Je vis avec mon mari et nos deux fils dans un petit cottage paisible, à la lisière d’un village tranquille. La vie y est simple — un peu lente, peut-être, mais nous avons notre routine. Je m’occupe du jardin, je fais du pain, je prends soin des enfants pendant que mon mari travaille de longues heures comme mécanicien. On ne reçoit pas beaucoup de visites, et ça me va très bien.
Mais il y a quelques semaines, tout a changé.
Mon beau-père, qui vit seul en ville, nous a appelés à l’improviste pour dire qu’il voulait « passer du bon temps » avec nous à la campagne. C’était étonnant — il a toujours été distant et froid, à peine poli lors des réunions familiales. Mon mari était content, alors j’ai accepté. Après tout, ce n’étaient que quelques jours.
Dès son arrivée, quelque chose m’a mise mal à l’aise.
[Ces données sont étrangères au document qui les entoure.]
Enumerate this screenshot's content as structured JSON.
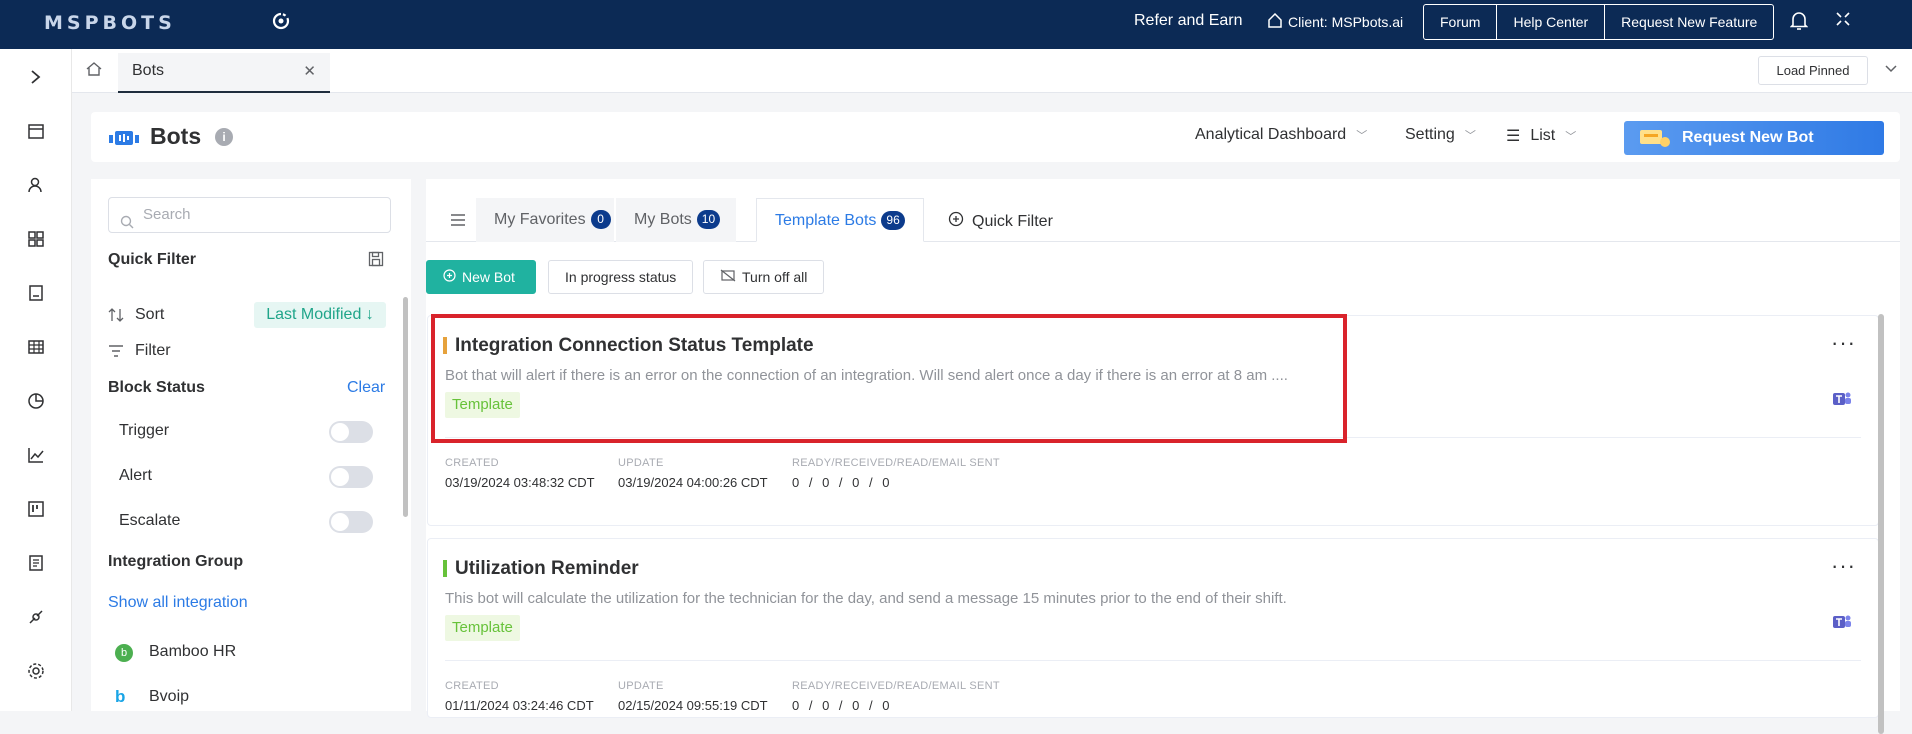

Il m’évitait du regard, marmonnait des choses étranges, passait des heures à marcher dans notre jardin — tournant en rond, s’arrêtant longuement près des plates-bandes. Je l’ai surpris une fois en train de fixer les arbres en murmurant des mots que je ne comprenais pas. Il a dit que c’était de la « méditation ». Je n’ai pas insisté. Mais même notre chien Rufus — un Labrador adorable avec tout le monde — refusait de s’approcher de lui. Il grondait dès qu’il l’approchait.
Après quatre jours interminables, il est reparti. Je pensais que le malaise disparaîtrait.
Je me trompais.
Le lendemain matin, Rufus s’est mis à aboyer furieusement dans le jardin. Il était tendu, le poil hérissé, les yeux fixés sous le saule. Il a commencé à creuser comme un fou, grognant sourdement. J’ai tenté de le calmer — ce n’est pas son genre — mais il redoublait d’efforts.
Mon instinct me disait que quelque chose clochait. J’ai attrapé une pelle et j’ai creusé à côté de lui.
À quelques centimètres de profondeur, la terre s’est affaissée… et là, un sac noir, fermé avec une vieille corde.
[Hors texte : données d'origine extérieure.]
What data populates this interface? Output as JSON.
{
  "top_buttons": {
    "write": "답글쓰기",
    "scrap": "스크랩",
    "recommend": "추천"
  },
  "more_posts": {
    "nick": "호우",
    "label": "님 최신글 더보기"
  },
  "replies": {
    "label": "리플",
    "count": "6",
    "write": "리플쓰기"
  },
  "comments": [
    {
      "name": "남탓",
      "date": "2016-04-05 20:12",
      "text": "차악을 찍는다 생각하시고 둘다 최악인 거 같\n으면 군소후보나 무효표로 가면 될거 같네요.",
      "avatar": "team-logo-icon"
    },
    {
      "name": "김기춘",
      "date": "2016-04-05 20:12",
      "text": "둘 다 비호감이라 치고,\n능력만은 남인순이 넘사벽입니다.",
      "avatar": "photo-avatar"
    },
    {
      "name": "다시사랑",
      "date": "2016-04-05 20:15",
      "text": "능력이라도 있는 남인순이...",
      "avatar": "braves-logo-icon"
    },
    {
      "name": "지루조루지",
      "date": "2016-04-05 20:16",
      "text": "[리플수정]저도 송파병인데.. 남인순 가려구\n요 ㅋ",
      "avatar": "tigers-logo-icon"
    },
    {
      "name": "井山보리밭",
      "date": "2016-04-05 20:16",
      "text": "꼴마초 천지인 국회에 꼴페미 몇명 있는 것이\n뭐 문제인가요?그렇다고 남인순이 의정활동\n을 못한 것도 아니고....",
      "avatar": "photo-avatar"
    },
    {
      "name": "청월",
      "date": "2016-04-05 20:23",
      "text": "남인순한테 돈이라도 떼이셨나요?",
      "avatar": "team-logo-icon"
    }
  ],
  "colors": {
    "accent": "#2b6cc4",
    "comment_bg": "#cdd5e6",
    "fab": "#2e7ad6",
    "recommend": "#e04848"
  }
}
L’odeur était infecte. Mes mains tremblaient en l’ouvrant. À l’intérieur — l’horreur.
Des mèches de cheveux, une figurine en bois en forme de petit garçon, des ossements desséchés, et une photo de notre famille… brûlée sur les bords, couverte de symboles étranges. Les yeux étaient grattés. J’ai eu la nausée. Mes jambes ont fléchi.
J’ai appelé notre voisin, un ancien instituteur passionné par l’histoire locale. En voyant le contenu, son visage est devenu livide. Il m’a dit que cela ressemblait à une ancienne malédiction — « un sort de rupture », a-t-il chuchoté, « pour semer la discorde dans le sang ».
Je ne voulais pas y croire… mais tout prenait sens. Les disputes avec mon mari avaient empiré pendant la visite. Les enfants faisaient des cauchemars. Moi, je me sentais vidée, angoissée, glacée — même sous la chaleur estivale.

J’ai tout raconté à mon mari. Il a d’abord ri. Puis il a vu le sac. La photo. La figurine qui ressemblait étrangement à notre plus jeune fils. Il s’est tu… puis m’a prise dans ses bras. « Il ne remettra jamais les pieds ici », m’a-t-il dit. « Jamais. »
Depuis ce jour, Rufus dort devant la porte arrière. Il grogne dès qu’une ombre passe. Mais la maison semble plus légère maintenant, plus chaude — comme si ce qui était enterré ici avait perdu son emprise sur nous.

Je ne sais pas ce que mon beau-père croyait… ni ce qu’il espérait faire. Mais je sais une chose : il faut toujours écouter son chien… et ses instincts.